Levels of sCD163 have previously been studied in diabetes-related nephropathy. The Diabetes Incidence Study in Sweden showed a tendency of higher sCD163 in young patients (15–34 years) at the onset of diabetes who later developed nephropathy compared to those who did not [20].

Levels of sST2 were twice as high at the onset of type 1 diabetes compared to after diagnosis and were also correlated to HbA1c in patients with a diabetes duration < 5 years in this study. There are not many studies on sST2 and diabetes complications. We have previously shown that plasma levels of sST2 were significantly higher at the time of onset of diabetes in subjects who, within 10 years of diabetes diagnosis, developed nephropathy [20]. Therefore it would be interesting to continue following children and adolescents also in our ongoing study.

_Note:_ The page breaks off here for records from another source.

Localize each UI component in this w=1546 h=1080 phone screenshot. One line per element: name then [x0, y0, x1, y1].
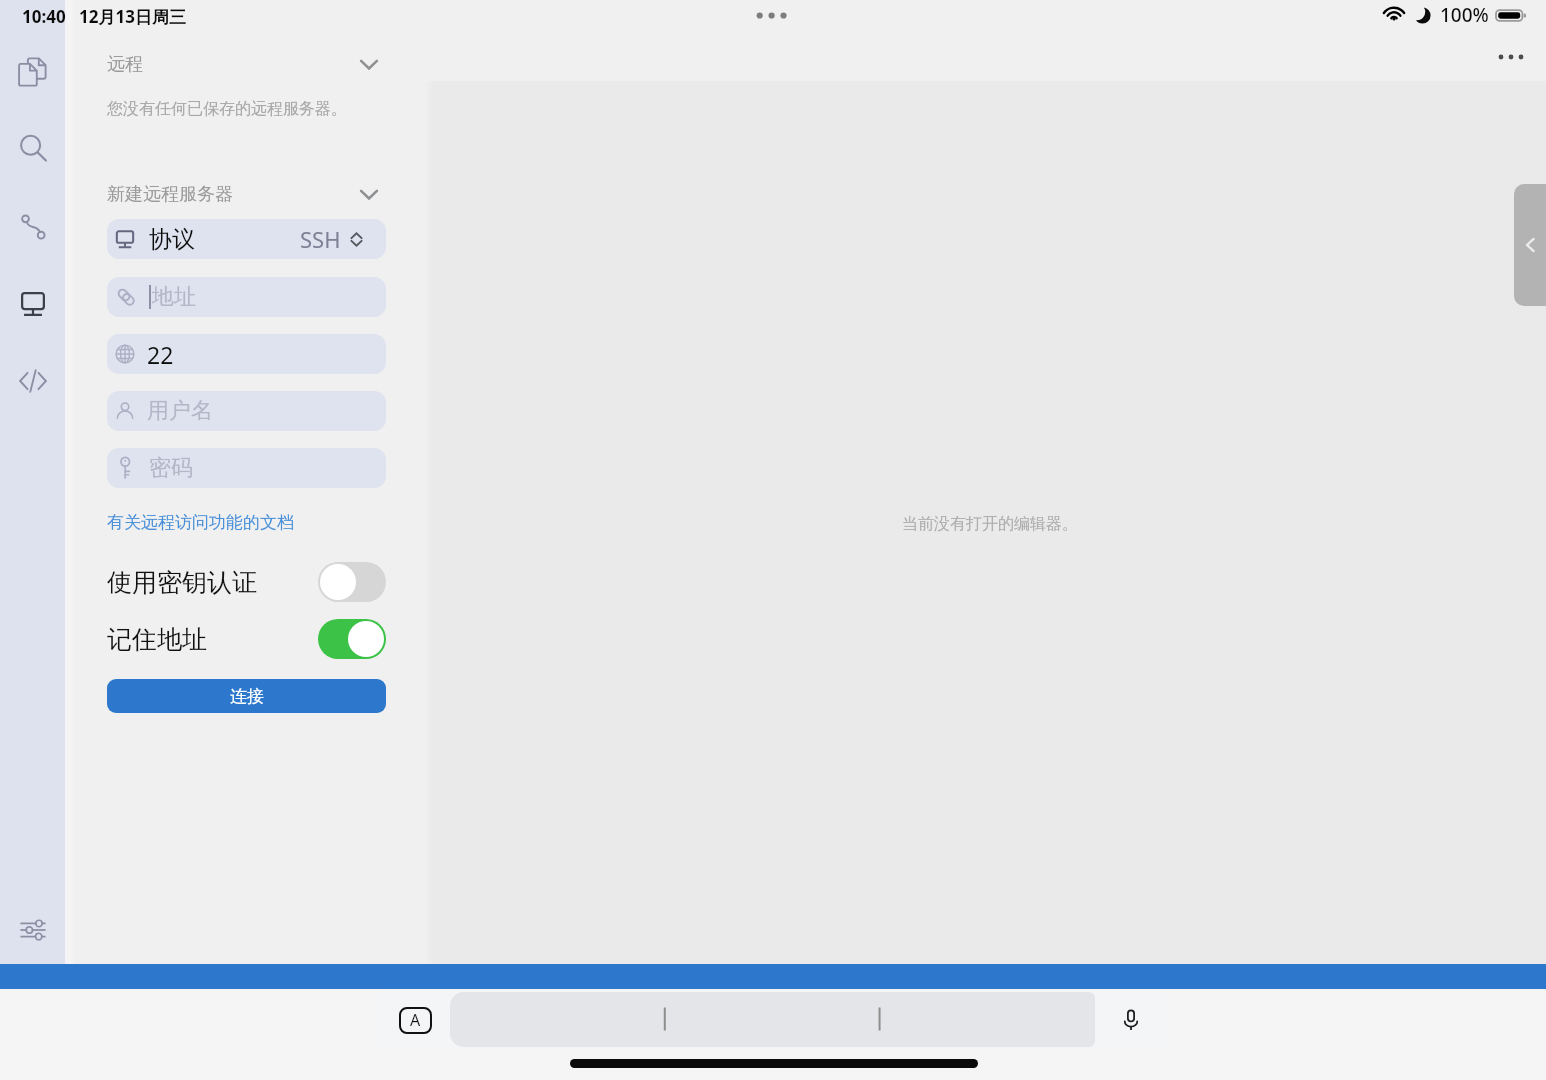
staticText: 新建远程服务器 — [107, 183, 233, 206]
button[interactable]: 协议 — [107, 219, 386, 259]
staticText: 地址 — [152, 283, 196, 311]
staticText: 您没有任何已保存的远程服务器。 — [107, 99, 347, 119]
staticText: 远程 — [107, 53, 143, 76]
button[interactable]: 远程 — [107, 50, 386, 78]
staticText: 12月13日周三 — [79, 5, 186, 28]
button[interactable]: Remote — [10, 281, 56, 327]
staticText: 100% — [1440, 2, 1489, 28]
button[interactable]: More options — [1494, 40, 1528, 74]
staticText: 当前没有打开的编辑器。 — [902, 514, 1078, 534]
staticText: 记住地址 — [107, 624, 207, 655]
button[interactable]: 使用密钥认证 — [107, 560, 386, 604]
button[interactable]: Source control — [10, 204, 56, 250]
button[interactable]: 记住地址 — [107, 617, 386, 661]
staticText: 10:40 — [22, 5, 66, 28]
button[interactable]: 有关远程访问功能的文档 — [107, 512, 294, 533]
button[interactable]: 22 — [107, 334, 386, 374]
button[interactable]: 用户名 — [107, 391, 386, 431]
button[interactable]: 新建远程服务器 — [107, 180, 386, 208]
staticText: 密码 — [149, 454, 193, 482]
button[interactable]: Input language — [397, 1004, 433, 1036]
button[interactable]: Search — [10, 125, 56, 171]
button[interactable]: 连接 — [107, 679, 386, 713]
staticText: SSH — [300, 224, 341, 254]
staticText: A — [410, 1009, 421, 1031]
button[interactable]: Open panel — [1514, 184, 1546, 306]
staticText: 有关远程访问功能的文档 — [107, 512, 294, 533]
button[interactable]: Voice input — [1112, 1001, 1150, 1039]
button[interactable]: 密码 — [107, 448, 386, 488]
button[interactable]: Settings — [10, 907, 56, 953]
staticText: 用户名 — [147, 397, 213, 425]
button[interactable]: Files — [10, 49, 56, 95]
staticText: 使用密钥认证 — [107, 567, 257, 598]
staticText: 连接 — [230, 686, 264, 707]
staticText: 协议 — [149, 225, 195, 254]
button[interactable]: Extensions — [10, 358, 56, 404]
staticText: 22 — [147, 339, 174, 370]
button[interactable]: 地址 — [107, 277, 386, 317]
button[interactable]: Space — [450, 992, 1095, 1047]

Gal-3 correlated to levels of sCD163 and sST2 in children and adolescents with a diabetes duration < 5 years. Studies on Gal-3 and diabetes have primarily found correlations to metabolic syndrome (at least three of the following conditions: abdominal obesity, hypertension, insulin resistance, serum high-density lipoprotein) [23]. One study within the Diabetes Control and ComplicationsTrial/ Epidemiology of Diabetes Interventions and Complications (DCCT/EDIC) Study investigated biomarkers of renal tubulointerstitial damage and function in type 1 diabetes with and without diabetic kidney disease. They found plasma Gal-3 concentrations significantly higher in patients with kidney disease than in controls with type 1 diabetes but without kidney disease [28].

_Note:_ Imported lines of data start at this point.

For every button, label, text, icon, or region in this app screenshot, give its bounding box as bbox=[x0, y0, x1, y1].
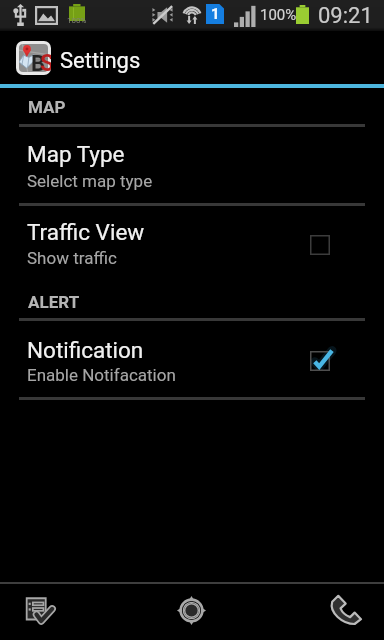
staticText: 100% bbox=[67, 16, 87, 25]
staticText: Selelct map type bbox=[27, 171, 153, 191]
button[interactable]: Location bbox=[128, 582, 256, 640]
staticText: MAP bbox=[28, 97, 66, 117]
staticText: ALERT bbox=[28, 292, 80, 312]
button[interactable]: B bbox=[0, 31, 384, 84]
button[interactable] bbox=[0, 205, 384, 283]
staticText: Show traffic bbox=[27, 248, 117, 268]
button[interactable] bbox=[0, 126, 384, 204]
staticText: Settings bbox=[60, 48, 141, 74]
staticText: Notification bbox=[27, 337, 144, 363]
staticText: Map Type bbox=[27, 141, 125, 167]
staticText: B bbox=[31, 51, 46, 75]
staticText: 100% bbox=[260, 6, 297, 24]
staticText: 09:21 bbox=[318, 3, 373, 29]
button[interactable]: Notification toggle bbox=[288, 329, 352, 393]
button[interactable]: Checklist bbox=[0, 582, 128, 640]
button[interactable]: Call bbox=[256, 582, 384, 640]
button[interactable] bbox=[0, 320, 384, 398]
staticText: Traffic View bbox=[27, 219, 145, 245]
staticText: 1 bbox=[211, 5, 220, 23]
staticText: S bbox=[40, 50, 51, 75]
button[interactable]: Traffic View toggle bbox=[288, 213, 352, 277]
staticText: Enable Notifacation bbox=[27, 365, 176, 385]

Children and adolescents that develop type 1 diabetes will have many years of their lives ahead with the disease. There will come periods in their lives, like puberty, when it will be tough to maintain good metabolic control. During puberty there is an increase of hormones that affect insulin sensitivity [29] and for some adolescents that struggle with type 1 diabetes during puberty, it can be difficult to find motivation. Identifying who had the highest risk for complications before they occurred, perhaps with a blood test, could be motivating the patients to take better care of their diabetes.

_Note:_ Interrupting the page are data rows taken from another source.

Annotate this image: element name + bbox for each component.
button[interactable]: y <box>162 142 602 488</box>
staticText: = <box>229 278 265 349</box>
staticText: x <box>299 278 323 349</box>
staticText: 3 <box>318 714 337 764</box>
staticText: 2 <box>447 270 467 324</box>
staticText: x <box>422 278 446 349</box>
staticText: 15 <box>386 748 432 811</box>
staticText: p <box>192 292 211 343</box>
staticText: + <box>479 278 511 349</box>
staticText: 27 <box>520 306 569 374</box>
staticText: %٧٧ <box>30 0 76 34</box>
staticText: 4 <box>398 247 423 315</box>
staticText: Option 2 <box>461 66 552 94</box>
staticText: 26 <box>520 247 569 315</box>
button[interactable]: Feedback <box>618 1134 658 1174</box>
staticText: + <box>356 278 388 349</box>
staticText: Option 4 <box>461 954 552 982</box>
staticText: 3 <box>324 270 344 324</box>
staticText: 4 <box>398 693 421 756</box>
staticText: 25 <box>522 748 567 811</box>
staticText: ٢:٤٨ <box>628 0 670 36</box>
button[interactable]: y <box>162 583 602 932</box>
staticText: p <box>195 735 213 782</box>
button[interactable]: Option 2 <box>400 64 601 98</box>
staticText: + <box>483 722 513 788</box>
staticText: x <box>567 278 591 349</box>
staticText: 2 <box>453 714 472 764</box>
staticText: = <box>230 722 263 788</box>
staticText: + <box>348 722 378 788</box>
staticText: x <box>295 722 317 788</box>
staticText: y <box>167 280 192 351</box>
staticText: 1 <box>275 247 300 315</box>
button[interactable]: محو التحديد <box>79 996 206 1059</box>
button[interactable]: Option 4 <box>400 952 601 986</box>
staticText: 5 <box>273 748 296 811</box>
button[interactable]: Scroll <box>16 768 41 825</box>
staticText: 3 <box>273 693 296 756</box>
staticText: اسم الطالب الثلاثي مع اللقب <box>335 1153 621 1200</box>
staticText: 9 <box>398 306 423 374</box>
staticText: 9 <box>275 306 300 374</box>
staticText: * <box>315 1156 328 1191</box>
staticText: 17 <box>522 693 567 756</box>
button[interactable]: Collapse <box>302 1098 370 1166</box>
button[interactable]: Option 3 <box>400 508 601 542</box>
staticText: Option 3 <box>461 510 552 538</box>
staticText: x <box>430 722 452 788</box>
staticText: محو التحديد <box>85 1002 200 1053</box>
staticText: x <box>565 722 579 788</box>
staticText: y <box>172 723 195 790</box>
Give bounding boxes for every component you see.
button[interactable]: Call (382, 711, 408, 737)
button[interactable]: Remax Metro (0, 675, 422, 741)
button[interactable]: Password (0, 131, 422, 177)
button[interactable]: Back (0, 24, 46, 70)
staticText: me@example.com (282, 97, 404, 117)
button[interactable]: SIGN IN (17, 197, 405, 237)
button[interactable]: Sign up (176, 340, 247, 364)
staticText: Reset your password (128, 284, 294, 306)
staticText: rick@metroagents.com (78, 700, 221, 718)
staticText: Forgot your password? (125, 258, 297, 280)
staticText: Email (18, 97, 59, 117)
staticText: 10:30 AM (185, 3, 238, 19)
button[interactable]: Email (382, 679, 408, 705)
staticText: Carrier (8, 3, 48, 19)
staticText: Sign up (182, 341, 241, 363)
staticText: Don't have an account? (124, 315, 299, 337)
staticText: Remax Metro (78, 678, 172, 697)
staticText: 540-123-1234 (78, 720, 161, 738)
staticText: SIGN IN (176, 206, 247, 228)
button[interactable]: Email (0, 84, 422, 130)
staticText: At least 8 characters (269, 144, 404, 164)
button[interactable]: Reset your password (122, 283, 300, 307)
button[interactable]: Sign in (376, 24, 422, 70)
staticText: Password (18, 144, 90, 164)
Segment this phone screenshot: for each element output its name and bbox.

Identifying risk factors (besides poor metabolic control) before complications from diabetes occur could also help doctors and nurses working with children and adolescents with type 1 diabetes to improve and personalise their treatment. Previous studies have suggested the association of circulating proteins as biomarkers of vascular disease in both adults and children with type 1 diabetes [9, 10, 30]. The current study observed increased sCD163 in patients with recent-onset type 1 diabetes with levels correlating to HbA1c. These findings may suggest poor glycaemic control to be reflected by increased sCD163 and thus a pro-inflammatory milieu that could result in an elevated risk of future vascular disease, but this is only speculative.

One strength of the study is that it includes all children and adolescents with type 1 diabetes from our area in this period of time. Another strength is that blood samples were analysed with commercially available assays with high sensitivity and low variation. A limitation of the study is the short follow-up time.

In conclusion, sCD163 levels increased in patients with recent-onset type 1 diabetes and the levels increased with higher HbA1c. Patients included in this study will be followed annually until the eventual development of diabetic complications, while continuously studying circulating levels of inflammatory proteins such as sCD163.